The one area of Catalonia where there is remarkably less enthusiasm for independence from Spain lies in its northwest: the Val d’Aran, the only comarca north of the Pyrenees.
Its population of less than 10,000 speaks Aranese, a form of Gascon, itself a variety grouped (though not without controversy) under the rubric of Occitan, a Romance language once spoken in the south of France.
In France, these “varieties” (a term I use for the sake of neutrality) of Occitan, such as Gascon, Provençal and Limousin, have been relegated to folkloric remnants harking back to the Troubadours. They are subject to token efforts, such as bilingual signage and partially subsidized school instructions, but are derisively considered patois dialects or, worse still, bastardized versions of French.
In Catalonia, however, Aranese enjoys co-official status alongside Catalan and Spanish.
The Val d’Aran also has more privileges than other comarcas of Catalonia, including its own administrative organization, part of which is the General Council of Aran. In 2015, the Catalan government formally recognized an “Occitan national reality”, including the region’s right to autonomy.

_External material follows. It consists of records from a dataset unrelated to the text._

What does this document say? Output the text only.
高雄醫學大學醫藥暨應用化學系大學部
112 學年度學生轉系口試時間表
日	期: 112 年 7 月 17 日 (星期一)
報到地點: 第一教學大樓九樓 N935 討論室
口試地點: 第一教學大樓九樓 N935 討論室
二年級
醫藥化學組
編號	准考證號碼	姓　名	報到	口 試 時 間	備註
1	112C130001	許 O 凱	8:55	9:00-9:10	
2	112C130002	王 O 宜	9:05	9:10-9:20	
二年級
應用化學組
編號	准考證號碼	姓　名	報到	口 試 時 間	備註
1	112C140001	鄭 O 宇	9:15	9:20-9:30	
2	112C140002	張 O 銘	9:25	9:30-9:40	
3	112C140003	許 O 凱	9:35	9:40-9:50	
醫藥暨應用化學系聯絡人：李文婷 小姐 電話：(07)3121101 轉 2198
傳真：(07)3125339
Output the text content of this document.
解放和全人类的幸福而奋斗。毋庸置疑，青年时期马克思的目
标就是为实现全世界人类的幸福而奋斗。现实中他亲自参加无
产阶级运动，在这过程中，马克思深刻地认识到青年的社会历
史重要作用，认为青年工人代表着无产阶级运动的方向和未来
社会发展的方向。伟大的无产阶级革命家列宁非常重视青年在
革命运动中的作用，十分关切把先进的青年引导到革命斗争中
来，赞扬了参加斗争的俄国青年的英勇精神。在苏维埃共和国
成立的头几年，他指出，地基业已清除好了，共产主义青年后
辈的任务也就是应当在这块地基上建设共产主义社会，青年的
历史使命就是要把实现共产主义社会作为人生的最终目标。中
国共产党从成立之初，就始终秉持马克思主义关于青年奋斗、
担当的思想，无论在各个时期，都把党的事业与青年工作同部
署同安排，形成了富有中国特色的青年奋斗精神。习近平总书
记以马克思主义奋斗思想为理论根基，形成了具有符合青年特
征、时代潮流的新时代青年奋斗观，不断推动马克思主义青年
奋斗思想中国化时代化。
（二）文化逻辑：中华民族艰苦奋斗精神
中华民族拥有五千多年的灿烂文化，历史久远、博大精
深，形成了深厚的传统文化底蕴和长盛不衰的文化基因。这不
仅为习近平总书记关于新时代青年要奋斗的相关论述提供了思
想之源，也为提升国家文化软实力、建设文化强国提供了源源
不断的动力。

Obtaining autonomy from Catalonia for the Val d’Aran would be subject to a referendum. Which brings to mind a greater question: while it is laudable and logical that the Catalan government should extend such rights to a linguistic minority, and in doing so set an example of tolerance, should Catalonia achieve independence from Spain, would this not place the Val d’Aran in the same position that Catalonia currently finds itself in vis-à-vis Spain and sound the death knell of the special recognition accorded to the region?